Sunday, July 28, 2013

Manifesto

I wrote "The Wedding of Tom to Tom" about 13 or 14 years ago, inspired by my years working in group-homes, especially by the people I worked with and supported.  There were all kinds of memories and images in my head, and when I came up with a story to go along with them I was kind of overjoyed.  This story still sticks with me.  It is sort of my manifesto.  The plot's very simple:  two direct-care staff in a group-home assist two gay men with developmental disabilities to get married, against both the rules of the group-home and the rules of the state.  The two "Toms" have been friends and lovers since they met each other in an institution years ago, and their love truly is how they separate themselves from a fucked-up world.  The main character is a woman who has an ex who just got out of jail, and she turns the secret wedding planning into a version of saving her own soul. 

Link to the story:  "The Wedding of Tom to Tom."
Link to a discussion of the story by students in a Disabilities Studies class:  "Dis/Lit Discussion."
Link to the original images I used for the "Tom to Tom" collages:  "Tom to Tom" images.

One of the major images of the story that continues to haunt me:  "This big hanger building," Dad says, from the podium. Tom and Tom are right there in front of him. "Pink light, like exploding roses. The red-light district. Ha ha. No. A stampede. You gotta hear it. A thousand-plus feet. I am on the other side and I look up and all these shaved-headed people are running right at me in the red light. It's like they just got freed, you know? Like the concentration camp just opened its doors and they got out and they're running. They don't know where they're going or nothing. They're coming right at me. And I want that to happen.
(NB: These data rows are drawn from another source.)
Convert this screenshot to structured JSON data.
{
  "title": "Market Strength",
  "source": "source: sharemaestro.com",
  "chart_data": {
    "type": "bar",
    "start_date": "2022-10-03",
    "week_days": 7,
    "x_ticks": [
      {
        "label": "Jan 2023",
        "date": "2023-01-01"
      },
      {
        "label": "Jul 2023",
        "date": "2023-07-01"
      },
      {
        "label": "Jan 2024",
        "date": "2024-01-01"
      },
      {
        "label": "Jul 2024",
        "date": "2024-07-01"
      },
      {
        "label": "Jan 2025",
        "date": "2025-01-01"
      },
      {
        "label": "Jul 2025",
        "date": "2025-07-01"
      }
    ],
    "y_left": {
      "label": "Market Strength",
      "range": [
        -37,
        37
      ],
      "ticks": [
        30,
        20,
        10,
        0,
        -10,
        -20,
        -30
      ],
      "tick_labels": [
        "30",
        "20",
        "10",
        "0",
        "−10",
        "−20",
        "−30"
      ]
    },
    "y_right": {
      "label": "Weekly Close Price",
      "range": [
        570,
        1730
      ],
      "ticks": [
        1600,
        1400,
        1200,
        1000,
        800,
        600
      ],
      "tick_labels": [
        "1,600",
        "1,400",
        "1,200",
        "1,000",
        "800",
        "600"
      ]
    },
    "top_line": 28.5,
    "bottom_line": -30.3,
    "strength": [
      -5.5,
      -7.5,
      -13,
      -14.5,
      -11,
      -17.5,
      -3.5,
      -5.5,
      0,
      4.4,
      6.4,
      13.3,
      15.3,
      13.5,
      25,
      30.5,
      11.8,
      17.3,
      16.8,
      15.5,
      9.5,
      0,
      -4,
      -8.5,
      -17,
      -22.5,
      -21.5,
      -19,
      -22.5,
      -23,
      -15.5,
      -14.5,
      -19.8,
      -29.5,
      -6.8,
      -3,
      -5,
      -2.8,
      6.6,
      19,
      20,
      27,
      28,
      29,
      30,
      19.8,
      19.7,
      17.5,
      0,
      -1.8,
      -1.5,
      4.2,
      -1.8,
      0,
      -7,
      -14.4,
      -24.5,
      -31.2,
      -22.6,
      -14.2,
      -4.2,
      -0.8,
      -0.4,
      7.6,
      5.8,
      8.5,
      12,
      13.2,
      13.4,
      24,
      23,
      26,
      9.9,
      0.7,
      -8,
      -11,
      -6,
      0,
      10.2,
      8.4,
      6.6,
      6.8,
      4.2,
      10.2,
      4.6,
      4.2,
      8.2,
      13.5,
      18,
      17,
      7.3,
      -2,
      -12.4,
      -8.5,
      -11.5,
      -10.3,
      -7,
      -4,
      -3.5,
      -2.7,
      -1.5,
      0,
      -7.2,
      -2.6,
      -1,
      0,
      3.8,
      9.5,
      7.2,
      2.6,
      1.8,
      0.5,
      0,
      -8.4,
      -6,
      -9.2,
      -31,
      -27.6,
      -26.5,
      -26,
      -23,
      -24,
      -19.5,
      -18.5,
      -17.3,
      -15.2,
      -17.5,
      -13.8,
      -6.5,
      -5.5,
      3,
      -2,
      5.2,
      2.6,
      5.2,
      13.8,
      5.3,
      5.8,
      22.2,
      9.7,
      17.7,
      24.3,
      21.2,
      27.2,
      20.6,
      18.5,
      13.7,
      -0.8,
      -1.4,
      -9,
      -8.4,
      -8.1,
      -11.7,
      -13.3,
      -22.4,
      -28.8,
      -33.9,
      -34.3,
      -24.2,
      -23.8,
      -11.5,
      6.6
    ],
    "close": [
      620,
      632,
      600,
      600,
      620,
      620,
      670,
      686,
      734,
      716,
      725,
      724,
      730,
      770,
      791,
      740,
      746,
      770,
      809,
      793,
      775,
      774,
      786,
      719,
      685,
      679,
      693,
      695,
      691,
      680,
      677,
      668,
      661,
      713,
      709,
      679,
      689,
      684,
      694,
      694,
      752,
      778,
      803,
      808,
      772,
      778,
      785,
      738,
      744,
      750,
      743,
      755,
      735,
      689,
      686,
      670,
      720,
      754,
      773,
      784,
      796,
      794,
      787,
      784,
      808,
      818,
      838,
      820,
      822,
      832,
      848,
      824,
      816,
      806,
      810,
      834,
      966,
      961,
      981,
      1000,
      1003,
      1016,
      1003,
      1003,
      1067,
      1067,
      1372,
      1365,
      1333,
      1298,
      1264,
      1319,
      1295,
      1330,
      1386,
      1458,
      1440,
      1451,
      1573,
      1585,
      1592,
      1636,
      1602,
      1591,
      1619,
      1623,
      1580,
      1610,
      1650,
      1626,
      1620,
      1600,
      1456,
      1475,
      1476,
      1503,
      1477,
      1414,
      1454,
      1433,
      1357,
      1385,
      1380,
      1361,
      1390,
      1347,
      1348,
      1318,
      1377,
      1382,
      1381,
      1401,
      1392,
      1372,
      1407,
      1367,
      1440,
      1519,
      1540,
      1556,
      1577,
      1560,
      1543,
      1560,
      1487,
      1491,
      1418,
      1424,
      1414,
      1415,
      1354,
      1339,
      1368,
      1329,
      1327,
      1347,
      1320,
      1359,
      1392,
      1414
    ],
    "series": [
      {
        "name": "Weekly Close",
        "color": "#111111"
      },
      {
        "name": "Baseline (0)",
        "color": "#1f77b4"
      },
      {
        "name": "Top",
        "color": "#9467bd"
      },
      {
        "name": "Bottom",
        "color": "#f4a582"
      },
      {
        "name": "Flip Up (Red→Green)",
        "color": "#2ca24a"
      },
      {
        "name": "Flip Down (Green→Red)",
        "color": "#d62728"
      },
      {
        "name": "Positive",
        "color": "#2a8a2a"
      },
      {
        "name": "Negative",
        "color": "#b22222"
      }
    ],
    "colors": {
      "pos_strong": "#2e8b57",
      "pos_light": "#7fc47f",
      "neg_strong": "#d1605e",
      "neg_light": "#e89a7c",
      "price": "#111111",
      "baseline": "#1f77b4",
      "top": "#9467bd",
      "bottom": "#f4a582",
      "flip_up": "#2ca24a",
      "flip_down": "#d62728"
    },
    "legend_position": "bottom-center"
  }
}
I want them to run me over."

What I wanted to do with these collages is reinvent the way I visualized the story by thinking about the totems I used.  I wanted to back away from the story and see it in my head as a sort of silent movie, black and white and solemn and strange.  I did 22 collages in all, on index cards.  I took images from the internet and Xeroxed them, so that there's no color, only a sort of paper-cut contrast.